Kenny’s claim is strange on a number of levels. Hans Hoogervorst, Chair of the International Accounting Standards Board, has this to say about the relation between IFRS and the Crisis.
Some critics of International Financial Reporting Standards argue that they gave an overly rosy picture of banks’ balance sheets before the crisis and are still not prudent enough despite improvements since then. These same critics also argue that excessive reliance on fair value accounting, which reflects an asset’s current market value, has encouraged untimely recognition of unrealised profits … The British bank HBOS, which collapsed and was taken over by Lloyds Banking Group during the crisis, has been presented as an example of failing pre-crisis accounting standards. The truth is that HBOS met bank regulators’ capital requirements, and its financial statements clearly showed that its balance sheet was supported by no more than 3.3 per cent of equity. For investors who cared to look, the IFRS standards did a quite decent job of making crystal clear that many banks had wafer-thin capital levels and were accidents waiting to happen.’ (Financial Times,
That’s right. Regulatory approaches to banking capital management use the weird ‘Risk Weighted Assets’ method where the market value of the asset is weighted according to its presumed risk. Supposedly low risk assets like residential mortgages are given a low weight, so the imputed asset size appears much smaller than the market consistent valuation. Yet Kenny refers to ‘the banking approach to modelling risk’, which is the RWA method, so appears to have confused risk weighted asset valuation with market consistent asset valuation. Easy enough I suppose.
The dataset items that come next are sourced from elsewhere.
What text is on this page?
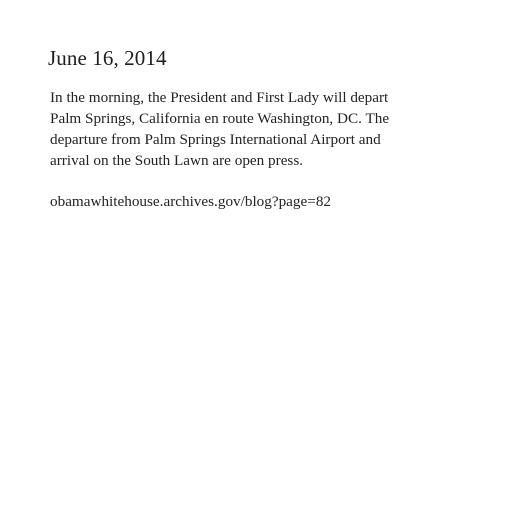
June 16, 2014

In the morning, the President and First Lady will depart
Palm Springs, California en route Washington, DC. The
departure from Palm Springs International Airport and
arrival on the South Lawn are open press.

obamawhitehouse.archives.gov/blog?page=82
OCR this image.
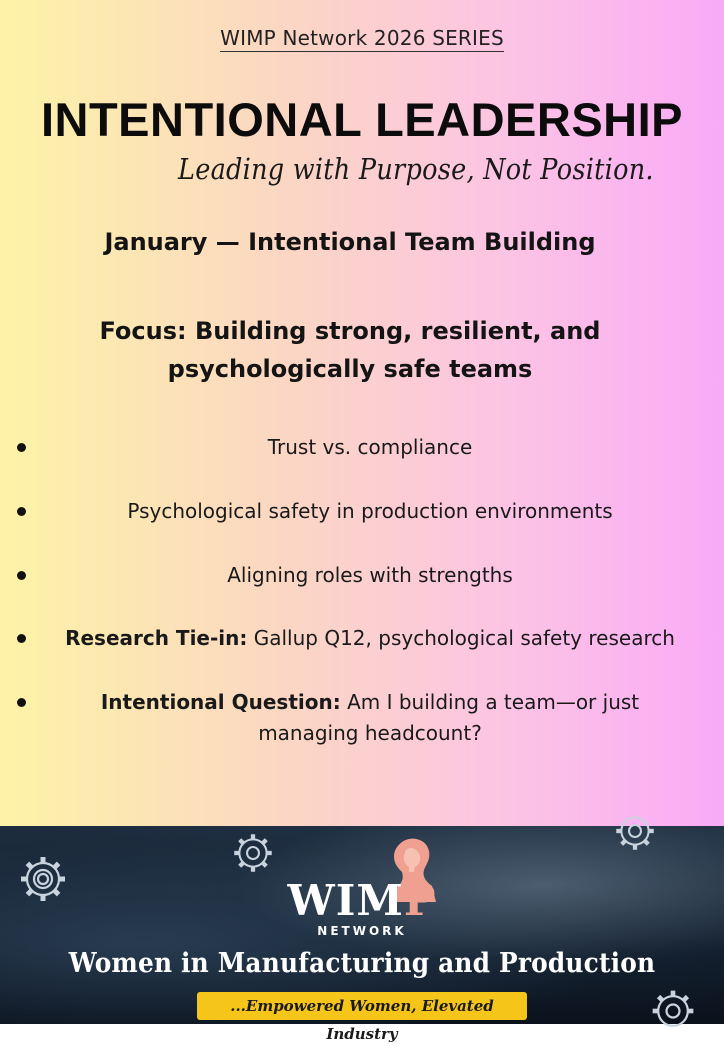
WIMP Network 2026 SERIES
INTENTIONAL LEADERSHIP
Leading with Purpose, Not Position.
January — Intentional Team Building
Focus: Building strong, resilient, and
psychologically safe teams
Trust vs. compliance
Psychological safety in production environments
Aligning roles with strengths
Research Tie-in: Gallup Q12, psychological safety research
Intentional Question: Am I building a team—or just managing headcount?
WIMP
NETWORK
Women in Manufacturing and Production
...Empowered Women, Elevated Industry
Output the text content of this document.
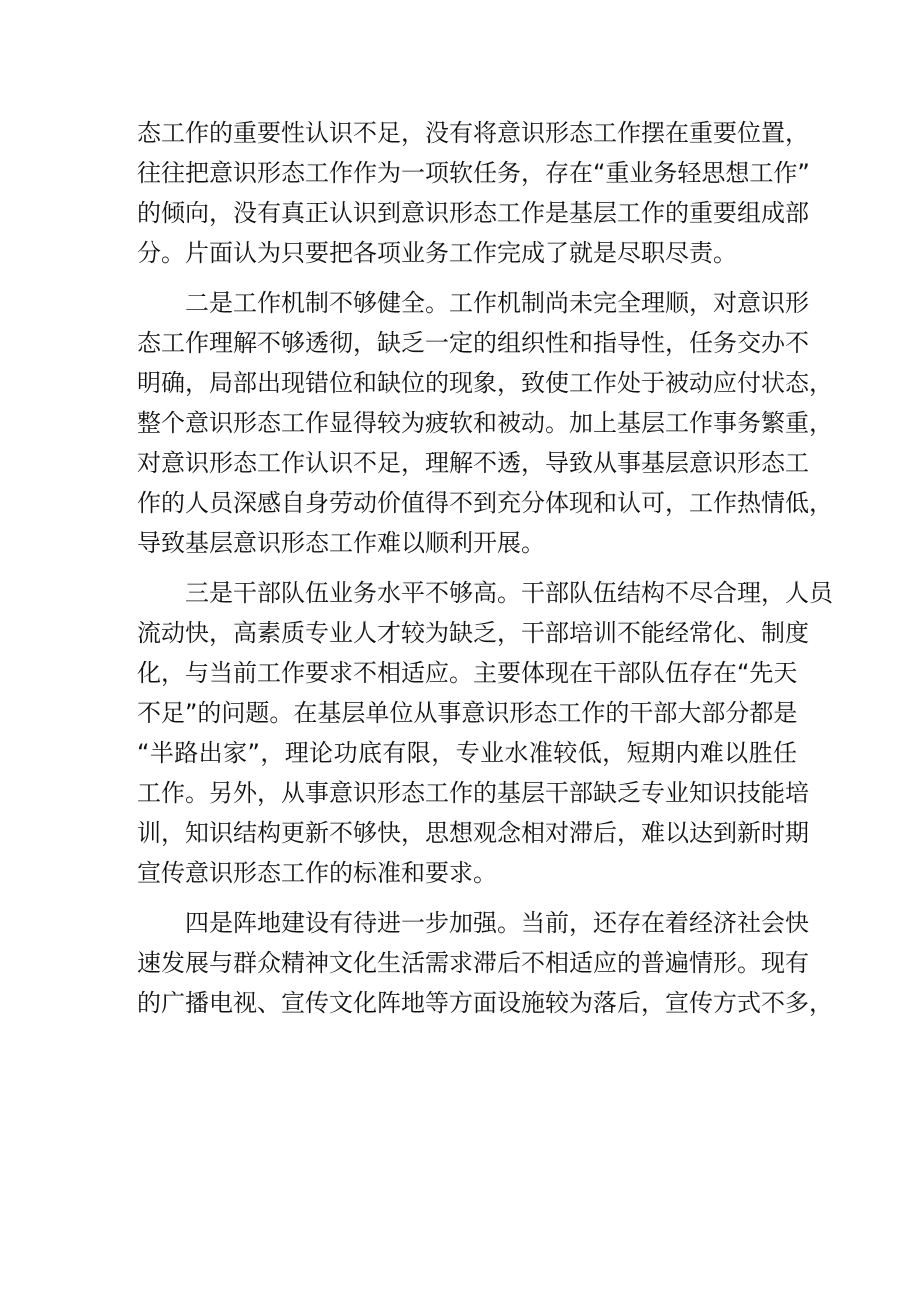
态工作的重要性认识不足，没有将意识形态工作摆在重要位置，
往往把意识形态工作作为一项软任务，存在“重业务轻思想工作”
的倾向，没有真正认识到意识形态工作是基层工作的重要组成部
分。片面认为只要把各项业务工作完成了就是尽职尽责。
二是工作机制不够健全。工作机制尚未完全理顺，对意识形
态工作理解不够透彻，缺乏一定的组织性和指导性，任务交办不
明确，局部出现错位和缺位的现象，致使工作处于被动应付状态，
整个意识形态工作显得较为疲软和被动。加上基层工作事务繁重，
对意识形态工作认识不足，理解不透，导致从事基层意识形态工
作的人员深感自身劳动价值得不到充分体现和认可，工作热情低，
导致基层意识形态工作难以顺利开展。
三是干部队伍业务水平不够高。干部队伍结构不尽合理，人员
流动快，高素质专业人才较为缺乏，干部培训不能经常化、制度
化，与当前工作要求不相适应。主要体现在干部队伍存在“先天
不足”的问题。在基层单位从事意识形态工作的干部大部分都是
“半路出家”，理论功底有限，专业水准较低，短期内难以胜任
工作。另外，从事意识形态工作的基层干部缺乏专业知识技能培
训，知识结构更新不够快，思想观念相对滞后，难以达到新时期
宣传意识形态工作的标准和要求。
四是阵地建设有待进一步加强。当前，还存在着经济社会快
速发展与群众精神文化生活需求滞后不相适应的普遍情形。现有
的广播电视、宣传文化阵地等方面设施较为落后，宣传方式不多，
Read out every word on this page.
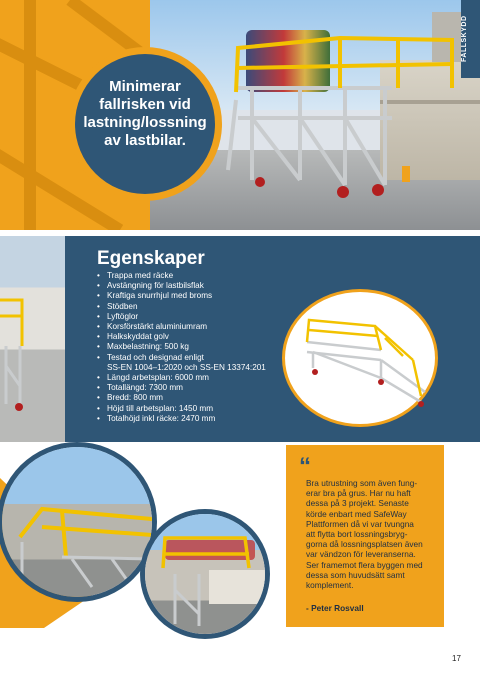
Minimerar
fallrisken vid
lastning/lossning
av lastbilar.
FALLSKYDD
Egenskaper
• Trappa med räcke
• Avstängning för lastbilsflak
• Kraftiga snurrhjul med broms
• Stödben
• Lyftöglor
• Korsförstärkt aluminiumram
• Halkskyddat golv
• Maxbelastning: 500 kg
• Testad och designad enligt
SS-EN 1004–1:2020 och SS-EN 13374:201
• Längd arbetsplan: 6000 mm
• Totallängd: 7300 mm
• Bredd: 800 mm
• Höjd till arbetsplan: 1450 mm
• Totalhöjd inkl räcke: 2470 mm
“
Bra utrustning som även fung-
erar bra på grus. Har nu haft
dessa på 3 projekt. Senaste
körde enbart med SafeWay
Plattformen då vi var tvungna
att flytta bort lossningsbryg-
gorna då lossningsplatsen även
var vändzon för leveranserna.
Ser framemot flera byggen med
dessa som huvudsätt samt
komplement.
- Peter Rosvall
17
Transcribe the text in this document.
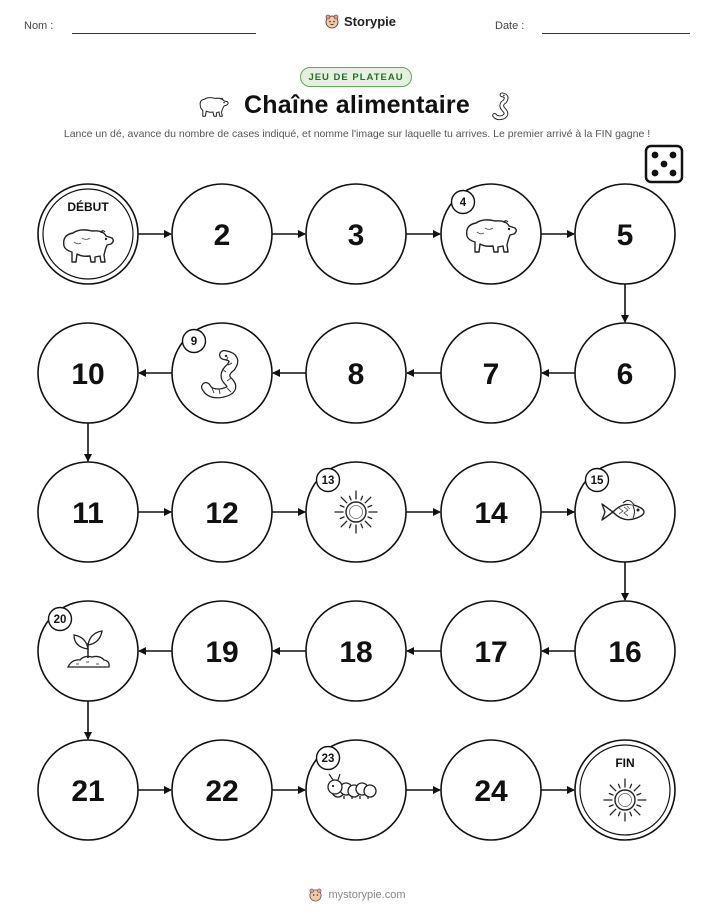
Nom :	Storypie	Date :
JEU DE PLATEAU
Chaîne alimentaire
Lance un dé, avance du nombre de cases indiqué, et nomme l'image sur laquelle tu arrives. Le premier arrivé à la FIN gagne !
DÉBUT
2	3
4
5
6
7
8
9
10
11	12
13
14
15
16
17
18
19
20
21	22
23
24
FIN
mystorypie.com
As for the causes of the crisis, that’s a bit of a rabbit hole, but Kenny’s suggestion that ‘real world’ valuation could have somehow have averted the crisis is totally strange, and the exact opposite of the truth.
One explanation for the crisis is that housing markets tend to overshoot both upwards and downwards. They go up for a long period in a way that is inconsistent with fundamentals, then go down for an equally long period. See the chart above showing how Detroit house prices are rising throughout a period where the population has been falling, then fall again for reasons that have to be totally unconnected with fundamentals like population, supply and demand etc.
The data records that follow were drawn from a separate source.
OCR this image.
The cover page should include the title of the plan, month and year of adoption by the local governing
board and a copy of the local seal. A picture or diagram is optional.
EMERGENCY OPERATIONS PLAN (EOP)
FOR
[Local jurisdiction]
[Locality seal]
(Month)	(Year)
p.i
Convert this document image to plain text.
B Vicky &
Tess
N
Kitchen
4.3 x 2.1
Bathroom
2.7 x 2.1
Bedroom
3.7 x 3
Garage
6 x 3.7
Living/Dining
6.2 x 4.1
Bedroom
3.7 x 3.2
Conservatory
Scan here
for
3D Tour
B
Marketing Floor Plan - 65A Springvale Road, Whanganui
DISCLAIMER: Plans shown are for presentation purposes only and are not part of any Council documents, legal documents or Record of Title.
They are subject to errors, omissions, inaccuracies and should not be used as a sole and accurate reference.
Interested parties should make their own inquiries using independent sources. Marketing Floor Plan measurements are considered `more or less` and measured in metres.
When the market overshoots upwards, mortgage loans from banks increase, keeping the odd 3% sliver of equity. When eventually the market turns downwards, it keeps going, cutting through the wafer of equity, bad things happen etc.
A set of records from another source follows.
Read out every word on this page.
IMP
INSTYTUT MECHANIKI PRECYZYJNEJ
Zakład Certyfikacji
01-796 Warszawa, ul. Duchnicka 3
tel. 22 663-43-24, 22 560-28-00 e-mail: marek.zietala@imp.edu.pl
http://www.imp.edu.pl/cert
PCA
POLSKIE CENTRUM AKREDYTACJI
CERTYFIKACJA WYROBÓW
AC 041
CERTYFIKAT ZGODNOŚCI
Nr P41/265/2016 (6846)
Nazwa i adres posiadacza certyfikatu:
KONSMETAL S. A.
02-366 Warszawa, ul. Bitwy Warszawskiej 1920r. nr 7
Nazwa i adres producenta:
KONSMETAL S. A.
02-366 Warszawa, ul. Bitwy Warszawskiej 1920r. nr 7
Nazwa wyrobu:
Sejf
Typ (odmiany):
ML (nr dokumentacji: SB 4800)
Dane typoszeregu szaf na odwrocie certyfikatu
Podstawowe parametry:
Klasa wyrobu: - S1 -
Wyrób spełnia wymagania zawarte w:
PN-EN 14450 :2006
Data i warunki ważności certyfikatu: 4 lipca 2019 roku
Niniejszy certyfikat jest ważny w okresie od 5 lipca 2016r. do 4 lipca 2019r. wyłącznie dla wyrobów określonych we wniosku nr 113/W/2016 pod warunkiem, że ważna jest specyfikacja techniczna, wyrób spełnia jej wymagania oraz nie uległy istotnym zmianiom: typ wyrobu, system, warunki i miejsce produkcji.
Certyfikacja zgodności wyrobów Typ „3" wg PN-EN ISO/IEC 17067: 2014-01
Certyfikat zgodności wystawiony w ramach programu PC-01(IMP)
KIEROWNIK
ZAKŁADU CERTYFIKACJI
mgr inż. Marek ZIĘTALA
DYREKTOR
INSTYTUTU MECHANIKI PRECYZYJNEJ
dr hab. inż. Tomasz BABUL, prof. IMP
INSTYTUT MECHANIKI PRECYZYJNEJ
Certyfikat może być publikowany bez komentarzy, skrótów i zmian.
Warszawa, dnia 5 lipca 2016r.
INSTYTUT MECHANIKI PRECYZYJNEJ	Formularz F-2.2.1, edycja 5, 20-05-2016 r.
Now that’s when assets are valued on a market consistent basis. The fault is not the market consistency, but rather how that the risk weighting, the ‘banking approach to modelling risk’ disguises the ultra-thin levels of capital. But Kenny wants us to go one step further into the plague pit. So called ‘real world’ valuation assumes (i) that the upward trend will continue indefinitely (say at Just’s 4.25% HP assumption) and (ii) that we can present value the asset as though the forecast trend were absolutely certain.
Using such a valuation technique, we are exposed not just to a fall in asset value, but also to the failure of the future growth forecast to be realised.
What kind of crisis might that cause?